Nach dem Mord in Wien Liesing (Benjamin Heinrichs Blog bloggte darüber am 29.Juni)
weiß man, dass es sich beim Mord an Roland A. möglicherweise beim Täter um einen Slowaken
handeln könnte.
Dies gab die Polizei samstags bekannt.
Zur Erinnerung (zitiert wird die kleinezeitung.at):
"Der Wiener war durch zahlreiche Messerstiche getötet worden, seine Leiche wurde in unmittelbarer Nähe des Liesingbaches entdeckt."
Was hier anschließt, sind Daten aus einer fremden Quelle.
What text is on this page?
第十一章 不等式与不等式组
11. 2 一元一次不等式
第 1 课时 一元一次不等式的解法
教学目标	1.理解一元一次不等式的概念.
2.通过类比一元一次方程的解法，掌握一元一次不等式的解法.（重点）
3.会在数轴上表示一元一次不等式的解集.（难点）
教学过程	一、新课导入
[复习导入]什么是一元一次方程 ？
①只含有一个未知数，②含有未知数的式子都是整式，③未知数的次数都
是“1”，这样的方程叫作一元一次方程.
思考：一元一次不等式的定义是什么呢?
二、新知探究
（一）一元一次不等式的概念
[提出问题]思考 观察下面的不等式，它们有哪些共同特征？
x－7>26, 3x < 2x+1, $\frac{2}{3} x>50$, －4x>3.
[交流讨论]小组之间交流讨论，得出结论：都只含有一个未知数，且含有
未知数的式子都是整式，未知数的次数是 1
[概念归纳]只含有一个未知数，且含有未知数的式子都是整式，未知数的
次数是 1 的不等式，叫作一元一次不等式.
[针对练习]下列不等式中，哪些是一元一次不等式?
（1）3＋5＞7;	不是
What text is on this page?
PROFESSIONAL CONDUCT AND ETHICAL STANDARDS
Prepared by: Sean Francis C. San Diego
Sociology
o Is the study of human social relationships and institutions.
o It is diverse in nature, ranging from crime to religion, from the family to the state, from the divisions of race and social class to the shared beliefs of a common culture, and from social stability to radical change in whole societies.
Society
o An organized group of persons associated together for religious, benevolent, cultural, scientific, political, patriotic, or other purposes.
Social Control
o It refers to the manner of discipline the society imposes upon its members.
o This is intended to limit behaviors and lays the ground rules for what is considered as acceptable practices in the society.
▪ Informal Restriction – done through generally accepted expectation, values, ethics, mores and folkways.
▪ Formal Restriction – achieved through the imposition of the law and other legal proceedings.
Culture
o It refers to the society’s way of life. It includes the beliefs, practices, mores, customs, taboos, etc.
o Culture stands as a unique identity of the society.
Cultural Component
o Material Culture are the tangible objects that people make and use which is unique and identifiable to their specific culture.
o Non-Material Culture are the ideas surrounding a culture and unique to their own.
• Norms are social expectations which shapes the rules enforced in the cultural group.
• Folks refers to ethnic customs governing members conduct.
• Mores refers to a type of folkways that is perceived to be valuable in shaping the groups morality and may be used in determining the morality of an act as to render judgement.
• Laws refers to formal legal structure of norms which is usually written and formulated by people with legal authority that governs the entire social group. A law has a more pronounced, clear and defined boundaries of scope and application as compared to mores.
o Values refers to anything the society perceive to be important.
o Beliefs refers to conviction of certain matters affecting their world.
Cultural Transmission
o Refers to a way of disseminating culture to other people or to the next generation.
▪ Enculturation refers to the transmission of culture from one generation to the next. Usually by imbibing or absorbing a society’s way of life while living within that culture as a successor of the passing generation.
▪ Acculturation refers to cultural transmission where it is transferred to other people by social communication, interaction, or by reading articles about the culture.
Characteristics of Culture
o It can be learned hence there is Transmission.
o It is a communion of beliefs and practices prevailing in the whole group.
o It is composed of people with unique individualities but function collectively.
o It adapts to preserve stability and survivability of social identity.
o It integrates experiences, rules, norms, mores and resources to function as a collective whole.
Das Opfer soll am 28.Juni noch am Karlsplatz in Begleitung von drei Männern gesehen worden sein
,später auch bei der U-Bahn-Haltestelle Längenfeldgasse
und der Anton-Baumgartner-Straße im Bezirksteil Erlaa als er zur Altmannsdorfer Straße unterwegs war(ganz in der Nähe wo man nächsten Morgen seine Leiche fand).
Die Begleiter von Roland A. sind zwischen 30 und 40 Jahre alt.
Weil am Tatort slowakische Zeitungen sichergestellt wurden vermutet man es
könnte sich bei den Tätern um Slowaken handeln so Roman Hahslinger ein Polizeisprecher.
Ein Zeuge soll außerdem angegeben haben, dass slowakisch sprechende Männer schon die Nacht davor am Liesingbach verbracht hatten.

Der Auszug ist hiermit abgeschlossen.